Source: Evil Shenanigans
‘Super Evil’ Bacon Meatballs
1 pound hardwood smoked bacon
12 ounces ground beef, 80/20 preferred
8 ounces ground pork
2 teaspoons salt
2 teaspoons smoked paprika
2 teaspoons dry oregano
1/2 teaspoon ground fennel
1/2 teaspoon freshly cracked black pepper
1/2 teaspoon, or more to taste, crushed red pepper
Cut the bacon into 1-inch pieces and place into the bowl of a food processor. Pulse the bacon until it is evenly ground and no large chunks of bacon remain.
In a large bowl combine the bacon with the remaining ingredients. Mix gently until evenly combined. Scoop the meatballs into 1 1/2-inch balls, making sure not to compress the balls while shaping. Place on a parchment lined pan and chill, uncovered, for at least two hours.
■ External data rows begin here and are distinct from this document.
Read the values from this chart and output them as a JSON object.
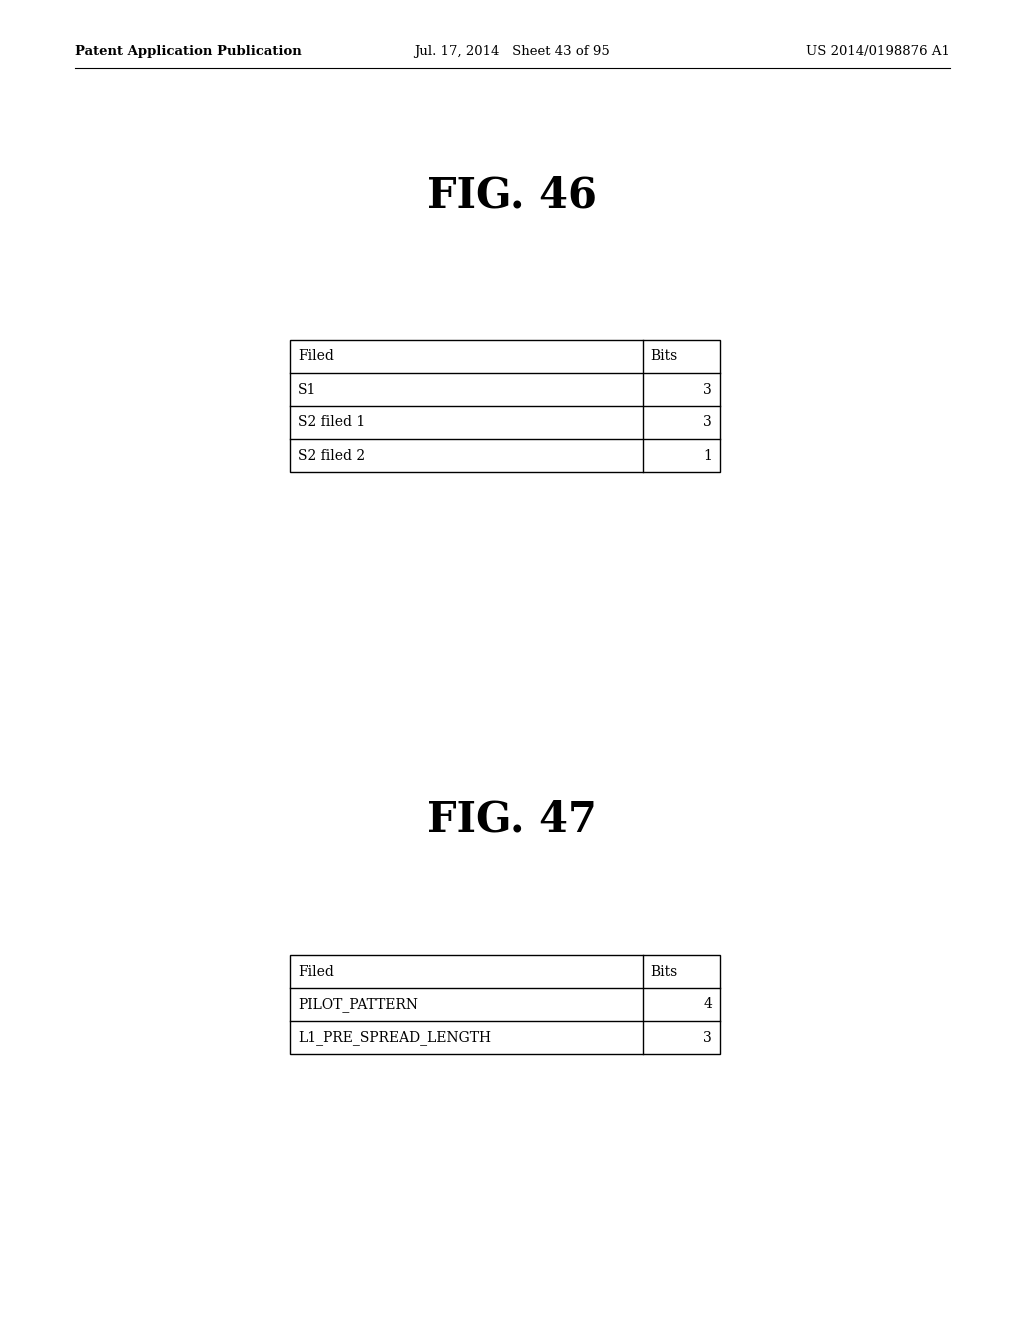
{
  "background_color": "#ffffff",
  "header_text_left": "Patent Application Publication",
  "header_text_center": "Jul. 17, 2014   Sheet 43 of 95",
  "header_text_right": "US 2014/0198876 A1",
  "fig46_title": "FIG. 46",
  "fig47_title": "FIG. 47",
  "table1": {
    "col1_header": "Filed",
    "col2_header": "Bits",
    "rows": [
      [
        "S1",
        "3"
      ],
      [
        "S2 filed 1",
        "3"
      ],
      [
        "S2 filed 2",
        "1"
      ]
    ]
  },
  "table2": {
    "col1_header": "Filed",
    "col2_header": "Bits",
    "rows": [
      [
        "PILOT_PATTERN",
        "4"
      ],
      [
        "L1_PRE_SPREAD_LENGTH",
        "3"
      ]
    ]
  }
}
Heat the oven to 400F. Once the meatballs are chilled heat a non-stick skillet over medium heat. Working in batches, add the meatballs and brown thoroughly on all sides. Transfer to a baking sheet until the rest of the meatballs are browned.
Bake the meatballs until the meatballs reach an internal temperature of 160 F, about 10 to 15 minutes. Cool slightly before serving.
*To make these meatballs a sub you will need the following:
For the sauce I used the sauce recipe found here with 1/2 teaspoon ground fennel, 1/2 teaspoon dry oregano, 1 teaspoon crushed red pepper, and 1/4 teaspoon dry thyme added.
For the rolls melt 2 teaspoons of butter per roll with 1/2 clove fresh minced garlic. Brush the butter on each half of the roll and toast until golden.
I added a little shredded mozzarella cheese, too. Enjoy!